Languages made for FP

As I explained, Common Lisp is multi-paradigm and has built-in support classes (see CLOS), loops, mutables states etc. The classes were only later added to the standard, but it had been multi-paradigm from the beginning. However, when the first Lisp's appeared, they were among the first languages with higher order functions, recursion support etc. And Lisp programs tended to be much more divided into many small functions than e.g. early Fortran programs were [citation needed]. So this is why early on Lisp-languages were often to referred as functional, in the sense that functions are first-class objects and are used a lot in structuring the code, but not in the modern sense of "no side effects and no state".

In conclusion, Lisp languages were made for FP in the sense that they were made with function-heavy programming in mind and allowed for functional programming, after all Lisp is inspired from Lambda calculus. But Common Lisp was not made for functional-only programming in the modern sense. Clojure was (though it allows for some state I think, it's not as strict as haskell).

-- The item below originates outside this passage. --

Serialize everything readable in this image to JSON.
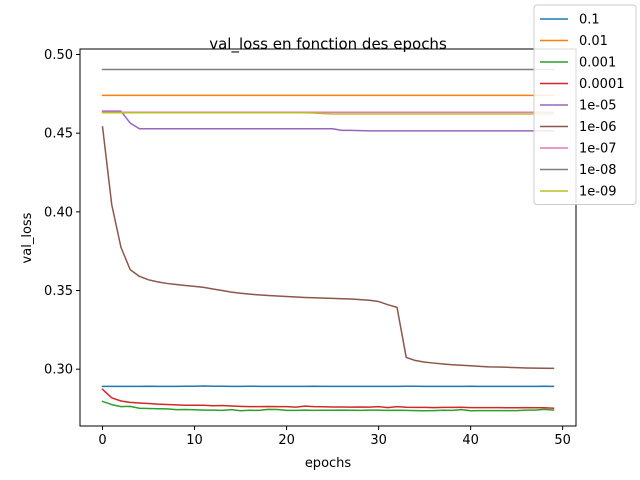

meliache commented 4 years ago

I just checked the wikipedia article on FP and it states:

Lisp first introduced many paradigmatic features of functional programming, though early Lisps were multi-paradigm languages, and incorporated support for numerous programming styles as new paradigms evolved. Later dialects, such as Scheme and Clojure, and offshoots such as Dylan and Julia, sought to simplify and rationalise Lisp around a cleanly functional core, while Common Lisp was designed to preserve and update the paradigmatic features of the numerous older dialects it replaced.[34]

[34] Guy L. Steele; Richard P. Gabriel (February 1996). The Evolution of Lisp (PDF). In ACM/SIGPLAN Second History of Programming Languages. pp. 233–330. doi:10.1145/234286.1057818. ISBN 978-0-201-89502-5. S2CID 47047140.

Btw, Wikipedia has a list of functional languages divided by pure/impure: https://en.wikipedia.org/wiki/List_of_programming_languages_by_type#Functional_languages

Here, Common Lisp is among the impure functional languages, but so is C++. The list is not exclusive and multi-paradigm programming languages appear in multiple categories. By the way, Clojure is among the impure functional languages because though it strongly discourages them, it allows for mutable objects (though the defaults are all immutable). But I'd still call clojure "made for FP"

ldeniau commented 4 years ago

Btw, common lisp also has excellent support for OOP via the common lisp object system (CLOS). It's quite powerful, e.g. has multiple-dispatch (if you want to see that in a modern language, try Julia). Also, Common Lisp variables are mutable by default.

Since you are interested in the programming language paradigms, you might be interested in the C Object System (COS), a similar CLOS for C that I implemented 16 years ago using the C99 preprocessor to parse the DSL of COS and generate C89 code by the C compiler itself during the translation phase 4. https://github.com/CObjectSystem/COS In the doc subdirectory, you will find papers and slides, including one on design patterns and concepts ;-) You can also compare multiple-dispatch in C++ vs COS in Wikipedia https://en.wikipedia.org/wiki/Multiple_dispatch#C

Concerning your slides, well done! One point about FP is that they aren't necessarily immutable (your slides seemed to be Haskell oriented, that like too). They need high order functions (+ syntactic sugar for composition), a multiple-instances single-type data type (e.g. list, C++ vector), and a single-instance multiple-types data type (e.g. tuples for the cartesian product of types) to build all algebraic data types.

Cheers, Laurent.

klieret commented 4 years ago

Thanks a lot for your comments @meliache @ldeniau, very helpful. In the long run this training might be ported to fit in here, so suggestions are very welcome.